While it is nowhere near as gritty as say City of God (2002), which depicts the stark brutality of life in the same favelas, Trash nonetheless doesn’t shy away from making clear that these boys, amateur actors who deliver performances as real and polished as any professional and who enjoy a highly-engaging rapport that is central to the film’s narrative momentum and appeal, are up against it to an almost overwhelming degree.

It becomes potently clear that wanting to do the right thing, and being allowed to do it, are too completely different things, with the circle of intimidation and damage spreading wider and wider as clue after clue is revealed, and each twist and turn begets another, upping the danger quotient as they do so.

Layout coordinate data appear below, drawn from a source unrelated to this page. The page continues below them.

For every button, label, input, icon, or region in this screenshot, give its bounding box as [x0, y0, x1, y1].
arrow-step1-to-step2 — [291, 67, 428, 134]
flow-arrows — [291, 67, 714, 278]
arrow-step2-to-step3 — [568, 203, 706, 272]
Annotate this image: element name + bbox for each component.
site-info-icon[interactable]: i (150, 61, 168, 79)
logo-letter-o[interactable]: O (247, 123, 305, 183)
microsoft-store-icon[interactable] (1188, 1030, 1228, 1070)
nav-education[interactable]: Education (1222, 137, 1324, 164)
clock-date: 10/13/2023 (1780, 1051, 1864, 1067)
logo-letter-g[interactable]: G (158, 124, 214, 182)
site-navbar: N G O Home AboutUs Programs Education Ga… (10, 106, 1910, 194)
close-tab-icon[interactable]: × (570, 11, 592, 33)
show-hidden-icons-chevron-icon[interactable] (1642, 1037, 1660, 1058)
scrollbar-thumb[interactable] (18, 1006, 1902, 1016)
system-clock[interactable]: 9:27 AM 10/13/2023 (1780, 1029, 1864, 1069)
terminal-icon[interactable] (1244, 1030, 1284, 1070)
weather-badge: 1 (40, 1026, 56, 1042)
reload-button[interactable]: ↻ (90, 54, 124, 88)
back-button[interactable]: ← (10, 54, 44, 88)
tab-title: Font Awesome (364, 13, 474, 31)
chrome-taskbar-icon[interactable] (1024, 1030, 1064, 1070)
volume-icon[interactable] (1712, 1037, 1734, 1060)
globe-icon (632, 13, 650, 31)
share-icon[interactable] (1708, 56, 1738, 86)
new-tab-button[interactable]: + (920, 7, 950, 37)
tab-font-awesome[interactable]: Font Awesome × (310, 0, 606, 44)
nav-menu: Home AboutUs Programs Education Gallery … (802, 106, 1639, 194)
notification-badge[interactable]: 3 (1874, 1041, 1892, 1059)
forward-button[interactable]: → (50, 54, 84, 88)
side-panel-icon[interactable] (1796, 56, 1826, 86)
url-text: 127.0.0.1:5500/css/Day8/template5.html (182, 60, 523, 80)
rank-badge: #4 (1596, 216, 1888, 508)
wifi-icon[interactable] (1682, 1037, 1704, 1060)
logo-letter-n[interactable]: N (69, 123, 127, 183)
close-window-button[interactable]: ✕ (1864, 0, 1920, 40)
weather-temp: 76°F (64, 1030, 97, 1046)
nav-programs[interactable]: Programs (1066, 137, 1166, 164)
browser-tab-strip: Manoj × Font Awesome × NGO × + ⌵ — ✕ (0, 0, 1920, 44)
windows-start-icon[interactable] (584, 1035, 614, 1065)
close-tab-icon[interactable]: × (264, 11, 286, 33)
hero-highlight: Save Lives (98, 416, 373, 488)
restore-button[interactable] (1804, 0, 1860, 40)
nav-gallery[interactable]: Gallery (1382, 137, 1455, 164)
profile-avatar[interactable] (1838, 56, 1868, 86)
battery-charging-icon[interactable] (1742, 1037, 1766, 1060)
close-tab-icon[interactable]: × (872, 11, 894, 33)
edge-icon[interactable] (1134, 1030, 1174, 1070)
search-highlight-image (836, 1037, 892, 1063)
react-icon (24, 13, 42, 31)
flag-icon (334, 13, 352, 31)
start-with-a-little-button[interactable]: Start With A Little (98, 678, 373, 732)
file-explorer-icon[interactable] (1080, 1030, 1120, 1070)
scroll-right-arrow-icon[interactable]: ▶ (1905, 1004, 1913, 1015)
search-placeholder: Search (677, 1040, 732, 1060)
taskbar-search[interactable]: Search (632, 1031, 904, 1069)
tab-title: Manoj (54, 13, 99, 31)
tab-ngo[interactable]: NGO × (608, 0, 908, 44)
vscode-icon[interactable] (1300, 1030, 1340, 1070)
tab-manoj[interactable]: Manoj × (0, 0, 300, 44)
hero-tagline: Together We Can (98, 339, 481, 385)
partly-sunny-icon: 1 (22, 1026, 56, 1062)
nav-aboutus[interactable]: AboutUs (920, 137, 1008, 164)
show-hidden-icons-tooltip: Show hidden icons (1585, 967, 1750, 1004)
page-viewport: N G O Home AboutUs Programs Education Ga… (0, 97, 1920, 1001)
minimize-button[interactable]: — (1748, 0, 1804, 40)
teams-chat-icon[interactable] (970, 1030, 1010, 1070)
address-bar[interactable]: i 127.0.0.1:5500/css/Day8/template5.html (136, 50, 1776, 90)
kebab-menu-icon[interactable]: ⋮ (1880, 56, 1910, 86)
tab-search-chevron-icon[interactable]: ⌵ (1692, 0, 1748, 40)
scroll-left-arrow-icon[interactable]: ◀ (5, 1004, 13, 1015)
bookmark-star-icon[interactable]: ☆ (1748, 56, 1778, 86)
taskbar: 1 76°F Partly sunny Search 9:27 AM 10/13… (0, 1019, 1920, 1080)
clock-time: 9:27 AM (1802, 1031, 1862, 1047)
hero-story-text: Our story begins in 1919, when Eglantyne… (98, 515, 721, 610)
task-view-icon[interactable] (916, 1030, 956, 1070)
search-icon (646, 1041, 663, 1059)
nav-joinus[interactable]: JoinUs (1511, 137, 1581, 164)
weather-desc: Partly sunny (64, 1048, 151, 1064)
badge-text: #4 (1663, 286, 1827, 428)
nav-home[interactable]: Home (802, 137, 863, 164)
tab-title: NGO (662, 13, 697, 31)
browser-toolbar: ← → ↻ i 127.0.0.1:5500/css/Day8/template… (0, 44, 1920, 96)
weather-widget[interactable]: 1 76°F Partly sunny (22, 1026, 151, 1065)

But the boys persist, largely thanks to Raphael’s need to see it all through, a desire driven by watching one too many of his fellow favelas dwellers be mistreated and squashed down, often violently and fatally, by police, representatives of a system now hopelessly skewed to the benefit but the people at the very bottom.

 

 

The only real failing of Trash, whose title could both refer to the environment in which the boys live or the way they’re regarded by the rich and powerful people they inadvertently try to bring down, is its undeniably feel-good ending which while crowd-pleasing, comes close to erasing all the intent of revealing the seamier side of life in Rio de Janeiro’s fetid slums.

Still, given how much the boys, and by extension the audience, have been through up to this point, and how deeply and without hesitation we have been allowed to glimpse into the underbelly of the beast, a happy ending isn’t the worse thing in the world.

It doesn’t really detract from the gravity of what has gone before it, and complements the anti-corruption sentiments voiced at the end of the film which aspire to the hope, however dim, that society can, and will, change.

That the boys reach it purely in an almost fantasy sense first seems to be Daldry and Curtis’s way of saying that grim though life can be, and remote though the chances of success might appear, that aspiring to it is worth the time and effort, regardless of how great the forces arrayed against you might be.

  • Viewed Saturday 21 February 2015.